Kasus Antigen Bekas, Menko PMK Minta Perketat Pengawasan Limbah Medis
Menteri Koordinator Bidang Pembangunan Manusia dan Kebudayaan (Menko PMK) Muhadjir Effendy meminta agar kasus penggunaan alat rapid test antigen bekas di Bandara Kualanamu tidak terulang kembali. Menurutnya, penggunaan alat antigen bekas untuk tes Covid-19 tersebut tidak bisa ditoleransi.
"Salah satu hal yang perlu diperhatikan adalah manajemen limbah. Harus ditegakkan dengan ketat sehingga jangan sampai ada limbah medis yang didaur ulang untuk tujuan yang tidak baik," kata Muhadjir dalam keterangan resminya, Minggu (2/5).
Muhadjir mengatakan, masalah limbah medis ini harus mendapat perhatian serius. Dia berharap, nantinya setiap fasilitas kesehatan yang melayani rapid test antigen untuk membuang atau memusnahkan limbah medis sesuai prosedur yang ditetapkan. "Tidak boleh ada limbah medis yang masih berserakan, apalagi kemudian digunakan ulang," katanya.
Ia juga mengatakan, bahwa pemerintah akan memperketat manajemen pengawasan limbah medis dalam pelaksanaan rapid test antigen. "Ini satu hal yang tidak bisa ditoleransi. Jadi manajemen limbah medisnya yang akan kita perhatikan," ujarnya.
Berikut Databoks perkembangan Covid-19 di Indonesia:
Sebelumnya, Polda Sumatera Utara lima orang tersangka dalam kasus penggunaan alat tes antigen bekas di Bandara Kualanamu pada Selasa (27/4). Kelima tersangka berinisial PC, DP, SP, NR, dan RN.

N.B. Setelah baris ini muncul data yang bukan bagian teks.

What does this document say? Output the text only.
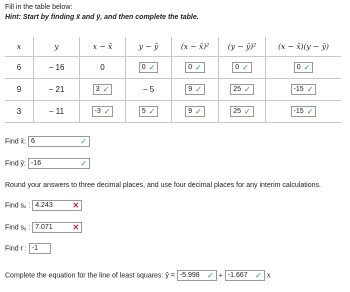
Fill in the table below:
Hint: Start by finding x̄ and ȳ, and then complete the table.
x	y	x − x̄	y − ȳ	(x − x̄)²	(y − ȳ)²	(x − x̄)(y − ȳ)
6	− 16	0	0 ✓	0 ✓	0 ✓	0 ✓

9	− 21	3 ✓	− 5	9 ✓	25 ✓	-15 ✓

3	− 11	-3 ✓	5 ✓	9 ✓	25 ✓	-15 ✓
Find x̄: 6	✓
Find ȳ: -16	✓
Round your answers to three decimal places, and use four decimal places for any interim calculations.
Find sₓ : 4.243	✕
Find sᵧ : 7.071	✕
Find r : -1
Complete the equation for the line of least squares: ŷ = -5.998 ✓ + -1.667 ✓ x
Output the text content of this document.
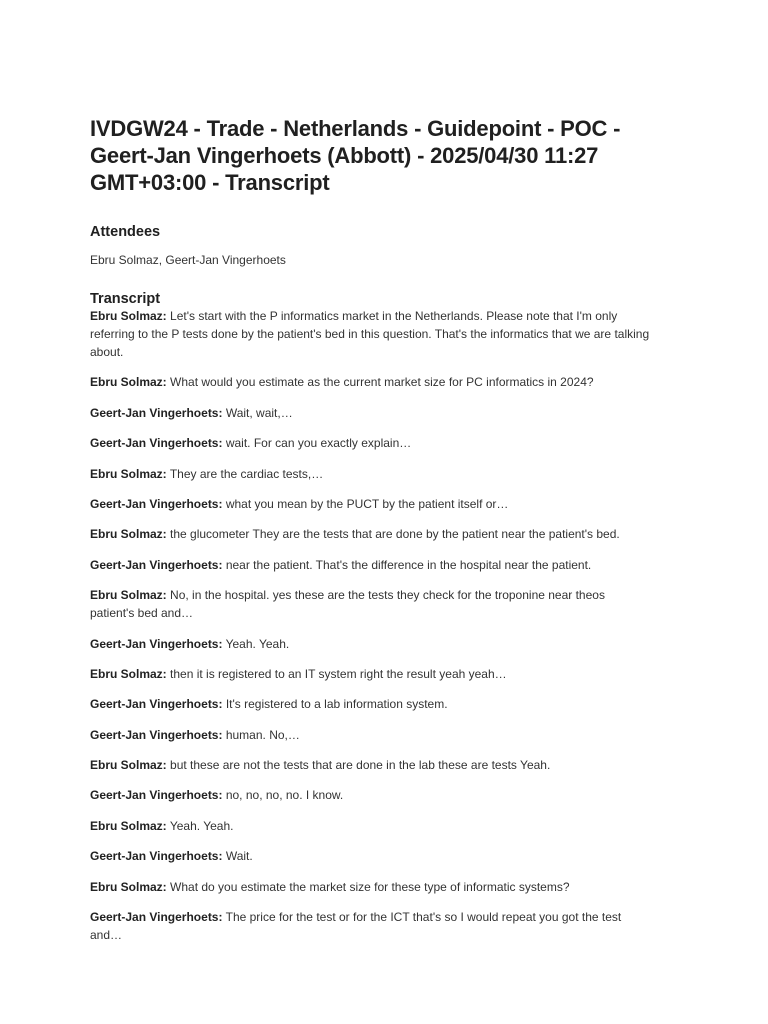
IVDGW24 - Trade - Netherlands - Guidepoint - POC - Geert-Jan Vingerhoets (Abbott) - 2025/04/30 11:27 GMT+03:00 - Transcript
Attendees
Ebru Solmaz, Geert-Jan Vingerhoets
Transcript

Ebru Solmaz: Let's start with the P informatics market in the Netherlands. Please note that I'm only referring to the P tests done by the patient's bed in this question. That's the informatics that we are talking about.

Ebru Solmaz: What would you estimate as the current market size for PC informatics in 2024?

Geert-Jan Vingerhoets: Wait, wait,…

Geert-Jan Vingerhoets: wait. For can you exactly explain…

Ebru Solmaz: They are the cardiac tests,…

Geert-Jan Vingerhoets: what you mean by the PUCT by the patient itself or…

Ebru Solmaz: the glucometer They are the tests that are done by the patient near the patient's bed.

Geert-Jan Vingerhoets: near the patient. That's the difference in the hospital near the patient.

Ebru Solmaz: No, in the hospital. yes these are the tests they check for the troponine near theos patient's bed and…

Geert-Jan Vingerhoets: Yeah. Yeah.

Ebru Solmaz: then it is registered to an IT system right the result yeah yeah…

Geert-Jan Vingerhoets: It's registered to a lab information system.

Geert-Jan Vingerhoets: human. No,…

Ebru Solmaz: but these are not the tests that are done in the lab these are tests Yeah.

Geert-Jan Vingerhoets: no, no, no, no. I know.

Ebru Solmaz: Yeah. Yeah.

Geert-Jan Vingerhoets: Wait.

Ebru Solmaz: What do you estimate the market size for these type of informatic systems?

Geert-Jan Vingerhoets: The price for the test or for the ICT that's so I would repeat you got the test and…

Kapolda Sumut, Irjen Panca Putra mengatakan, modus yang dilakukan oleh para pelaku yaitu dengan mendaur ulang stik yang digunakan sebagai alat untuk melakukan tes swab antigen. Kemudian dicuci kembali, dibersihkan, dan dikemas kembali. Alat tes antigen itu kemudian dipakai di Bandara Kualanamu.
Kelima tersangka dijerat Pasal 98 ayat (3) Jo pasal 196 Undang-Undang Nomor 36 Tahun 2009 tentang Kesehatan dengan pidana penjara paling lama 10 tahun dan denda paling banyak Rp 1 miliar.
Selain itu, para tersangka juga dijerat dengan Pasal 8 huruf (b), (d) dan (e) Jo pasal 62 ayat (1) Undang-Undang Nomor 8 Tahun 1999 tentang Perlindungan Konsumen dengan pidana penjara paling lama 5 tahun dan denda Rp 2 miliar.